Brushing Up: an Old Weathered Doorway with a Dublin Crest

Most agree the doorway, in the heart of what has historically been the markets area, once belonged to a prison.

Brushing Up: an Old Weathered Doorway with a Dublin Crest
Photo by Zuzia Whelan

The old weathered doorway on Little Britain Street looks out of place.

It is on the side of a fruit and vegetable wholesaler, a building painted two shades of green. It is flanked by decorative doric columns and capped with a heavy flat roof.

William Derham was walking that way last week when he decided to take a closer look. He clocked it years ago when he was studying at Dublin Institute of Technology on Green Street.

“Only this year I took a closer look and noticed three castles,” says Derham, a curator at Dublin Castle.

Barely visible above the blank tablet that sits on the door’s arch are three flaming castles: the image found on Dublin’s coat of arms. “It made me wonder whether there was something more important or official about it,” he says.

There are many remnants of doorways around the city, he says. “Where homes were demolished. Portals to nowhere.”

But in the heart of what has historically been the markets area, a door such as this stood out.

A Prison Doorway

The doorway itself is the door to the old sheriff’s prison, says local historian Mark Jenkins, who runs the Old Ireland Twitter account and works as a librarian at University College Dublin.

The prison was part of the Newgate Prison complex. It once stood where St Michan’s Park is now. It was demolished in 1839, he says.

The door though might be the only piece that remains – and where it always has been, says Jenkins. He cites The Three Castles of Dublin by historian Mark English, which said the door is “all that remains of the Sheriff’s Prison”.

Arran Henderson, the historian and founder of the Dublin Decoded tours, says he too thinks the doorway was part of the prison. But it may have been moved to where it is now.

The stone doorway to Newgate Prison “was on the other side of the road”, says Henderson. “Someone realised it was a beautiful old doorway and stuck it onto that wall.”

The doorway is dated about 1780 by the National Inventory of Architectural Heritage (NIAH). This was once the site of a potato market, it says.

A 1912 Ordnance Survey map shows that the building where the doorway is now was indeed a market, across the street from a courthouse.

The door is made of sandstone and granite, and it’s “very possible that it was added to”, says Derham.

The NIAH website says the plaque below the coat of arms may have been inserted from another building, and that the door itself may have come from Newgate Prison.

The potato markets appear on an 1837 OS map and a 1909 OS map.

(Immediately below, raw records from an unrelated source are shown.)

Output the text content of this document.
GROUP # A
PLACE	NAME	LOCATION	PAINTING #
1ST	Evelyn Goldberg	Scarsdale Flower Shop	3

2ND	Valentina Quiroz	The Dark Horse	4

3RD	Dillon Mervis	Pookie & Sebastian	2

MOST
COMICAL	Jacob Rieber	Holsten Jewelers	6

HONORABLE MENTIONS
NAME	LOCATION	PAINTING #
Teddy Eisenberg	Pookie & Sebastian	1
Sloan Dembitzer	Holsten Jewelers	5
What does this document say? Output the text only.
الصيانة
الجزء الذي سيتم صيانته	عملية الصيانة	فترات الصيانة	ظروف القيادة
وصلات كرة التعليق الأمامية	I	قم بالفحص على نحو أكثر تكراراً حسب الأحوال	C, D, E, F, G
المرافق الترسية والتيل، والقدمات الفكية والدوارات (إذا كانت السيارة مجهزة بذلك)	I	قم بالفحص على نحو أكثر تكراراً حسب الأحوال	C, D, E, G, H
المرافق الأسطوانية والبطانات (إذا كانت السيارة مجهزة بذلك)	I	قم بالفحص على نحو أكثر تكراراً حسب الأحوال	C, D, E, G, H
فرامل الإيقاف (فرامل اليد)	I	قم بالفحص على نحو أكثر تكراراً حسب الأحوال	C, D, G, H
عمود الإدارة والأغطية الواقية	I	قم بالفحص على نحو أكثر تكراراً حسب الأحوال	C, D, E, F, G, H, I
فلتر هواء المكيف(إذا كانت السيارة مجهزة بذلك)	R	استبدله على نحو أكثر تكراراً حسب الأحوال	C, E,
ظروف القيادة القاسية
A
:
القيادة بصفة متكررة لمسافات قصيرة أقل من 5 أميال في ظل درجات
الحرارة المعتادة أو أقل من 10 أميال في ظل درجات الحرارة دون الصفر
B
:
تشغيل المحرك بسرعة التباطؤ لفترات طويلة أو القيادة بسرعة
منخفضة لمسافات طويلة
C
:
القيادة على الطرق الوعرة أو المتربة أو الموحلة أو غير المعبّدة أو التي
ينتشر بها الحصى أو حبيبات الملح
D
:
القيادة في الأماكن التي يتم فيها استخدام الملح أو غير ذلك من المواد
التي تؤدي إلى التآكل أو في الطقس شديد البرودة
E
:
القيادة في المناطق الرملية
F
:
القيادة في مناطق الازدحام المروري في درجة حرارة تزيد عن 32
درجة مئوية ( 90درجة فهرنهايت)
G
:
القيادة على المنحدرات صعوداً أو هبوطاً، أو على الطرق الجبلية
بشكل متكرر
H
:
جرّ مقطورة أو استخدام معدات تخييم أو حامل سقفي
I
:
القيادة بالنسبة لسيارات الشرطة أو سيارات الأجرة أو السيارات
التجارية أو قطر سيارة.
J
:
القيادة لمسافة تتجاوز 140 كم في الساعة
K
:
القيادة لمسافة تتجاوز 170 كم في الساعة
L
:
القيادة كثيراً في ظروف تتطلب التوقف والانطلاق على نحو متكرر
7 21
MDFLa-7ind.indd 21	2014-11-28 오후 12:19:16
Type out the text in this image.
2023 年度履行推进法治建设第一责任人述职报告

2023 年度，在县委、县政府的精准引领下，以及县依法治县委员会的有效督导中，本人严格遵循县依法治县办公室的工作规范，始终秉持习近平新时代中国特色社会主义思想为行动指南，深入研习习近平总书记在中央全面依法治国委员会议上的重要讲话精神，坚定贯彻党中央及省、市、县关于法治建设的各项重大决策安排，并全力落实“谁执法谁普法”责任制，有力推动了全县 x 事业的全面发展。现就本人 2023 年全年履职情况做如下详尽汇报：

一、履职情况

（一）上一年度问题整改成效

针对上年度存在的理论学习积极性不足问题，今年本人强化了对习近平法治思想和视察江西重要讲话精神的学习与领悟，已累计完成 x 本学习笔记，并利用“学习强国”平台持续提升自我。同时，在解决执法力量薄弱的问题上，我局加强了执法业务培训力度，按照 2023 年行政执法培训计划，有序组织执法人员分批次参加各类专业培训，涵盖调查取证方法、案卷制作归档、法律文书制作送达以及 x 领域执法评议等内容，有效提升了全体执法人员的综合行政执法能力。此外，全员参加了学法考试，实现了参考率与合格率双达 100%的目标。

But the doorway is only included in the later map, points out archaeologist Johnny Ryan.

In both maps, the potato market was already there. “It suggests that it was moved to the site of the potato market between 1837 and 1909,” says Derham.

“The streets are laden with stories. What was there, how did it get there?” says Derham.

Perhaps, the story of the door can never be fully resolved, he says. But it’s nice that so many showed an interest.